Editoriale

Darsana, in Sanscrito, significa “punto di vista”. In senso stretto riguarda le interpretazioni dei Veda, i sacri libri indiani. Le diverse “vedute” hanno originato vari “sistemi di pensiero”: Samkhya, Yoga, Vaisesika, Nyaya, Purva-mimamsa, Vedanta, solo per citare le Scuole orientali ortodosse (per semplificazione tipografica, scrivo le parole sanscrite con il nostro alfabeto, evitando i caratteri fonetici). Definirle filosofie, o religioni, si avvicina più al nostro pensiero occidentale, ma non le rispetterebbe. I “punti di vista” non si contraddicono, anche se così potrebbe sembrare al profano, ma si completano a vicenda: formano le “verità”.

Nessuna riveste un valore assoluto, unico e intransigente, eppure ognuna è una verità, anche se questo concetto è difficile da comprendere: forse possiamo accettare meglio l’idea che ognuna rappresenti una prospettiva, una visione differente di una medesima realtà.

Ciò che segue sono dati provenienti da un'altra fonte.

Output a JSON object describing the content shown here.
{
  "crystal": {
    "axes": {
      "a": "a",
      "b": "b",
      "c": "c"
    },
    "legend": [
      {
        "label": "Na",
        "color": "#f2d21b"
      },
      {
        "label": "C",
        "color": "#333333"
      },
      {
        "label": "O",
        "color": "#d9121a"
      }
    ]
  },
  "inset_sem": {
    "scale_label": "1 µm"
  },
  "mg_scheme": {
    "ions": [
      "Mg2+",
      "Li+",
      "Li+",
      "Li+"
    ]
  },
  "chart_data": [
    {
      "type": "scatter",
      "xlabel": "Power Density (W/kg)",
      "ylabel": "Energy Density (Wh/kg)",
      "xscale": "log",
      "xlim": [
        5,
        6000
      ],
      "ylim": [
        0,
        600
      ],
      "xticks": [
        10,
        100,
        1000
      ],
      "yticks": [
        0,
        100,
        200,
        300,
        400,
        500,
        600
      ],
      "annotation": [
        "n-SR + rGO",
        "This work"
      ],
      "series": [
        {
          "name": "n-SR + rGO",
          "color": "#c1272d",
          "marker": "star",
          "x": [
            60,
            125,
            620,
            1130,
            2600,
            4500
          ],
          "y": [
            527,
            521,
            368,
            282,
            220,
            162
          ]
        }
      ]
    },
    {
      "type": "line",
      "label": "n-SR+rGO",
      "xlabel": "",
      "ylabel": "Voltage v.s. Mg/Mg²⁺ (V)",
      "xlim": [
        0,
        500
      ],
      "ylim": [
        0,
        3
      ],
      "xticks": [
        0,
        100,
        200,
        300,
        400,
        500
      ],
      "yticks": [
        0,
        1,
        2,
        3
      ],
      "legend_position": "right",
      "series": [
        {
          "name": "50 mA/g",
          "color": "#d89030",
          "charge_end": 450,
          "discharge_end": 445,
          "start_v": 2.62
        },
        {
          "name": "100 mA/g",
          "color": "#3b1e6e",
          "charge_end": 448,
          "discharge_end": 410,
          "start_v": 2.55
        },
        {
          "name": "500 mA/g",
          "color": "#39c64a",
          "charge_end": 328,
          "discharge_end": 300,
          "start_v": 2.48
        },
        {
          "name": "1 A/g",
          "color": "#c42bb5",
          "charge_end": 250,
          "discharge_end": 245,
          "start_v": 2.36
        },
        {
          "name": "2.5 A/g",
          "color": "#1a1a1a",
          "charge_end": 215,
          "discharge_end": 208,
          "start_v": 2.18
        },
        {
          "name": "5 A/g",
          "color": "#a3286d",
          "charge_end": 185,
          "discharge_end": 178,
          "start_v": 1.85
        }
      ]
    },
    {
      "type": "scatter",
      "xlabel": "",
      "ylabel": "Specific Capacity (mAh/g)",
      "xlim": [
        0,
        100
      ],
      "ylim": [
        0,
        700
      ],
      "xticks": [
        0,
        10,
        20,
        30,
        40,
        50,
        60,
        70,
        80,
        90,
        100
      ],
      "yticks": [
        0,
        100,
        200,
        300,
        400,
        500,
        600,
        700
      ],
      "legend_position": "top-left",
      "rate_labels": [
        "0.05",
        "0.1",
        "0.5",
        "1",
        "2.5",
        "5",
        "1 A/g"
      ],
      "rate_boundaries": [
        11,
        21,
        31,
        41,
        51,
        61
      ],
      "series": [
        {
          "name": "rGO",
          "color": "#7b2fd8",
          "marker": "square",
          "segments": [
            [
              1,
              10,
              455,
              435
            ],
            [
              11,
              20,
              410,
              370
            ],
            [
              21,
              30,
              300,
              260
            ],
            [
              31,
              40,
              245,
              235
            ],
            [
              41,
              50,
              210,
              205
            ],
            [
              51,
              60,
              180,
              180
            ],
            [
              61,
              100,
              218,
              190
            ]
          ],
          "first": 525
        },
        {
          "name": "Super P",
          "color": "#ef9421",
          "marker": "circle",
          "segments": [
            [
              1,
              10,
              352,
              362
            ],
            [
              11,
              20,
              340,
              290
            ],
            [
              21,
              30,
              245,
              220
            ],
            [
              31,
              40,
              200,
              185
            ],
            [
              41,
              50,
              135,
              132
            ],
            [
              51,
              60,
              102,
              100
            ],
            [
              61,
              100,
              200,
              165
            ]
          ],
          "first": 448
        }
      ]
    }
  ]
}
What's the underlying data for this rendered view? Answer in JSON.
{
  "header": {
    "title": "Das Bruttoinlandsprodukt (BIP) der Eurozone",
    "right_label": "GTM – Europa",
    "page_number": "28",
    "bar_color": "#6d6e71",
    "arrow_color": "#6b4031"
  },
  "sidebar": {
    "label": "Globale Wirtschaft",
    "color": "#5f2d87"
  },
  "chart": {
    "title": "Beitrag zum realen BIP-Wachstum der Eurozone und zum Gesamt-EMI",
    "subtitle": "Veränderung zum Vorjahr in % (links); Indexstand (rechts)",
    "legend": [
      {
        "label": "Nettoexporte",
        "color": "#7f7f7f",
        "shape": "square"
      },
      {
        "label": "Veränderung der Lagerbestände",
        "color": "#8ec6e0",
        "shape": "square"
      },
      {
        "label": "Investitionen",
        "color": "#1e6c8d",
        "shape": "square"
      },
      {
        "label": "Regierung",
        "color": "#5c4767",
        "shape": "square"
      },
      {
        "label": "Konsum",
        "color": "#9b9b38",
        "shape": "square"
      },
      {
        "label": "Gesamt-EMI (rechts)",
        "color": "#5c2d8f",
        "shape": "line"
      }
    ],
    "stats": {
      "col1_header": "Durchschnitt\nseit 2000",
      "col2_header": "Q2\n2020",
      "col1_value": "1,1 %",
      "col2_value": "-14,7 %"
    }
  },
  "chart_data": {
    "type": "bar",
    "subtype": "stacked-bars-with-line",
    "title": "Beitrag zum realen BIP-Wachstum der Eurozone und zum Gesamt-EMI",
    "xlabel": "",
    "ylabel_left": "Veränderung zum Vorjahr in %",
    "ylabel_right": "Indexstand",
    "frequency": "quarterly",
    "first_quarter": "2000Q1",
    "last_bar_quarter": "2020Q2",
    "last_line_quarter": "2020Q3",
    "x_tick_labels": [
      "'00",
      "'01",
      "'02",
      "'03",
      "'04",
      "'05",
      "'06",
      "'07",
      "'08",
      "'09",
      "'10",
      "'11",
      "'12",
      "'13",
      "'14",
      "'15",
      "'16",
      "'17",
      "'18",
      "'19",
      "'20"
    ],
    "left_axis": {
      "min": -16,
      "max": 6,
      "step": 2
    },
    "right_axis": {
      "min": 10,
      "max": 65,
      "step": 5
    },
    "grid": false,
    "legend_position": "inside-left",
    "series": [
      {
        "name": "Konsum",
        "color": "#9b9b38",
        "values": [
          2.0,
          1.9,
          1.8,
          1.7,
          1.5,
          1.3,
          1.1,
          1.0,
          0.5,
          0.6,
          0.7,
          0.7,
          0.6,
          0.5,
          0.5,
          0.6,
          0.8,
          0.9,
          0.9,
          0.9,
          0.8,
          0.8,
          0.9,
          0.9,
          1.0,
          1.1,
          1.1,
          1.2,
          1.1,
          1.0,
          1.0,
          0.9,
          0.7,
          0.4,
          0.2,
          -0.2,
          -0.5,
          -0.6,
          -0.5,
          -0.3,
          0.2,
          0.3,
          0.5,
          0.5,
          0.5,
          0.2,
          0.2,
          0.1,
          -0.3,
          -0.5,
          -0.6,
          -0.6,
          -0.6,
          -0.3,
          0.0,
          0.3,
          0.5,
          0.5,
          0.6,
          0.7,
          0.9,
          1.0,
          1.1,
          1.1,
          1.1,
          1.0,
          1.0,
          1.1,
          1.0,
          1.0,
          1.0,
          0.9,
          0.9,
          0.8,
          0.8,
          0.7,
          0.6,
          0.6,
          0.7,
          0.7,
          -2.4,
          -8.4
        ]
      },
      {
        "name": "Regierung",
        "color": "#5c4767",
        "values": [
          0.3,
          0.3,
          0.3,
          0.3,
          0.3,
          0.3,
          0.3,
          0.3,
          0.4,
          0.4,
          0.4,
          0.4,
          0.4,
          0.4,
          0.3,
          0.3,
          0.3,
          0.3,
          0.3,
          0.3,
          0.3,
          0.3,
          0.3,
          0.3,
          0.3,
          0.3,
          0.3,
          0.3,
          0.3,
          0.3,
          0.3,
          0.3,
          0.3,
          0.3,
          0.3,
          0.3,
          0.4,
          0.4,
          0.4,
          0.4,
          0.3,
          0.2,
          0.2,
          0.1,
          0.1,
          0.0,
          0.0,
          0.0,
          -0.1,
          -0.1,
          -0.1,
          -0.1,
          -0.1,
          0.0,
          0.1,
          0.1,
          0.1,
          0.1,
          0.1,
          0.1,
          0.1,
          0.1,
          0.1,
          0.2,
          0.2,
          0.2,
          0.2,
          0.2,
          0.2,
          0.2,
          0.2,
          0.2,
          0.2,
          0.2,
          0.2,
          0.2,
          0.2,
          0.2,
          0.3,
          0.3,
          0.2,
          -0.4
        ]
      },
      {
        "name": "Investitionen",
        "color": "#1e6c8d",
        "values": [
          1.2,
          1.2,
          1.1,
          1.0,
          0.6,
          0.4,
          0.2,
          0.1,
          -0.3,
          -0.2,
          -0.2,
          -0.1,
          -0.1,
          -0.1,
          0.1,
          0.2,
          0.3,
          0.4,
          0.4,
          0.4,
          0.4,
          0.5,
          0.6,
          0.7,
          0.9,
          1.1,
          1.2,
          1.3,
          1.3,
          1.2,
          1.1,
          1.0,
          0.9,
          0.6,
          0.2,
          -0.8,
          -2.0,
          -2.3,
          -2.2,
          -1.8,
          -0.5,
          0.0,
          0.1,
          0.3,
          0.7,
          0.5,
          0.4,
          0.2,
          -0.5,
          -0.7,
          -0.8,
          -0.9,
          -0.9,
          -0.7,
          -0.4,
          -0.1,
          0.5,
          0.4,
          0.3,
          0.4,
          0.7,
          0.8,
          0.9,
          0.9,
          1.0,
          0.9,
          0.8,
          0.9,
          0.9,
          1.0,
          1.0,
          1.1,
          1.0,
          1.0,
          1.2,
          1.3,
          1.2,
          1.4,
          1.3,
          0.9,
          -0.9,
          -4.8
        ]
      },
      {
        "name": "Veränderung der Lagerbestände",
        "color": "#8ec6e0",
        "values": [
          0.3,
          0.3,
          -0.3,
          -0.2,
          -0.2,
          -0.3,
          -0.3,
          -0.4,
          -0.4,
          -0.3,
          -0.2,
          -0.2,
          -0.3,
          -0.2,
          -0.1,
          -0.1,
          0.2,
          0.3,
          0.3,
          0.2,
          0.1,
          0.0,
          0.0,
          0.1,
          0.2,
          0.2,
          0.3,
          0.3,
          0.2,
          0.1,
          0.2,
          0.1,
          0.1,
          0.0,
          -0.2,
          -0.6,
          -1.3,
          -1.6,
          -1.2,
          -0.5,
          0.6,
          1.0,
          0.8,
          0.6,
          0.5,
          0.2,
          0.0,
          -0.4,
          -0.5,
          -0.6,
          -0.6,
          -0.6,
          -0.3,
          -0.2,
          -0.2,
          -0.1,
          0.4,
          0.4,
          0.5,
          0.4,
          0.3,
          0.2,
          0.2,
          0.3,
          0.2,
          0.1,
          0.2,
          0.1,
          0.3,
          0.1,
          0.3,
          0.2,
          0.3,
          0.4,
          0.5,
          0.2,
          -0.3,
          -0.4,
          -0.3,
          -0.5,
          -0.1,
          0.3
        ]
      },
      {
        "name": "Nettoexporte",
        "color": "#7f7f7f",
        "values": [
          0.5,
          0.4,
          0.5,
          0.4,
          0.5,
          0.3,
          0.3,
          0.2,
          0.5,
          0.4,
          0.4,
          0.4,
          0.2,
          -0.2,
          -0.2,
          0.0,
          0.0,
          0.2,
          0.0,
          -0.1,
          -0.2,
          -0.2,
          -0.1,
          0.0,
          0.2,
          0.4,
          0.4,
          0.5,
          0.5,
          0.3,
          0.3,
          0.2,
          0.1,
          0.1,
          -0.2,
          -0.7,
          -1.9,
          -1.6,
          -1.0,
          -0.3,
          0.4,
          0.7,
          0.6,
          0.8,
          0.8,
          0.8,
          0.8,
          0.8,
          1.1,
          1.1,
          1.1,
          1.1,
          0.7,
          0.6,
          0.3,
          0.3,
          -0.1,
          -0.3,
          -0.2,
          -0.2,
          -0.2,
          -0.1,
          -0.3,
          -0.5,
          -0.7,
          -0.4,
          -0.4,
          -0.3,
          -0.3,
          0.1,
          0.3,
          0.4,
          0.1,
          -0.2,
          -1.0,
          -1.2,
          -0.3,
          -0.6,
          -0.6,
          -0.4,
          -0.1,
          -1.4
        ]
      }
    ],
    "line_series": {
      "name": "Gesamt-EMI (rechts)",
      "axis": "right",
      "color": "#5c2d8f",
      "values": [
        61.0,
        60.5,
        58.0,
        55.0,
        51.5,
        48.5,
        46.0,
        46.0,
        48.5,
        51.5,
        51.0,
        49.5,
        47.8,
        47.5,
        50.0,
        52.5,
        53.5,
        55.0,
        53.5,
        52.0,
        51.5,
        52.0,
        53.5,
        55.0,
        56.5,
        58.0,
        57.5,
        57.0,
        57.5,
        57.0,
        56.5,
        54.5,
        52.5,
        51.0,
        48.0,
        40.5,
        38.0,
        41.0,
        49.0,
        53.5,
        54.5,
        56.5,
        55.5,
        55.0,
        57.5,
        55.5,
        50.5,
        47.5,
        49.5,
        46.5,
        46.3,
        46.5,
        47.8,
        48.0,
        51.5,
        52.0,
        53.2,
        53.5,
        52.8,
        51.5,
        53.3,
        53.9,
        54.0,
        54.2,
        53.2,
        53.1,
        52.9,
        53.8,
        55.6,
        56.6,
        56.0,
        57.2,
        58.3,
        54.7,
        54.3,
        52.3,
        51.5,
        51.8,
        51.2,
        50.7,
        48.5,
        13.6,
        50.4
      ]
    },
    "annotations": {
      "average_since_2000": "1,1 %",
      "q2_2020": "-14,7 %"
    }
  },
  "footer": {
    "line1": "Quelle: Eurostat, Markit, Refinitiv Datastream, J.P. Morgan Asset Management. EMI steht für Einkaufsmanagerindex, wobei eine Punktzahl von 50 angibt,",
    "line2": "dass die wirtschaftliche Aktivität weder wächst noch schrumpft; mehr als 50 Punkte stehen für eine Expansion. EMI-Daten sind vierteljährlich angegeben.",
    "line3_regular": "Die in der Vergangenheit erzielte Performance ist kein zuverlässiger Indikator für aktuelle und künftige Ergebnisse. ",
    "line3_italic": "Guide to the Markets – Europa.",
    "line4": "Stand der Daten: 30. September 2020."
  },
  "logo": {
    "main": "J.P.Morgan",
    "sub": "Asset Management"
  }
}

In senso lato, i darsana sono le caleidoscopiche “verità” di ognuno di noi, gli innumerevoli “punti di vista”. Anche in questo caso, nessuno possiede la verità assoluta, ma ciascuno contribuisce alla conoscenza, all’acquisizione di maggiore consapevolezza. E’ come se ognuno avesse una tessera di un immenso puzzle: tutte diverse, ma tutte facenti parte di un unico disegno.

Non vorrei fare un paragone inappropriato, ma anche gli articoli della nostra rivista andrebbero assimilati come punti di vista. E per rimarcare tale scopo, ho adottato anche l’abitudine, quando me ne capita l’occasione, di pubblicare due (o più) articoli di autori diversi, nello stesso numero del periodico, sul medesimo argomento, magari con esposizioni diverse tra loro.

Ovviamente, come per i darsana, non esiste l’intransigenza di una opinione che esclude l’altra. E anche il lettore potrà condividere o dissentire, perché anch’egli avrà il suo punto di vista.

Inoltre non penso di peccare di presunzione affermando che Lettere e Scritti si discosta molto dalla consueta editoria, affrontando temi difficilmente proposti da altre fonti, perlomeno della carta stampata. E per fare questo non ci tiriamo indietro neppure di fronte ad argomenti che definirli insoliti appare riduttivo.

Certamente, ogni nostro Autore è personalmente responsabile delle proprie affermazioni. Ma nessuno di essi, ne sono certo e voglio rimarcarlo, vuole proporsi come detentore della verità: piuttosto ritengo che voglia porsi come un “suggeritore” di vari aspetti che travalicano la banalità del nostro quotidiano.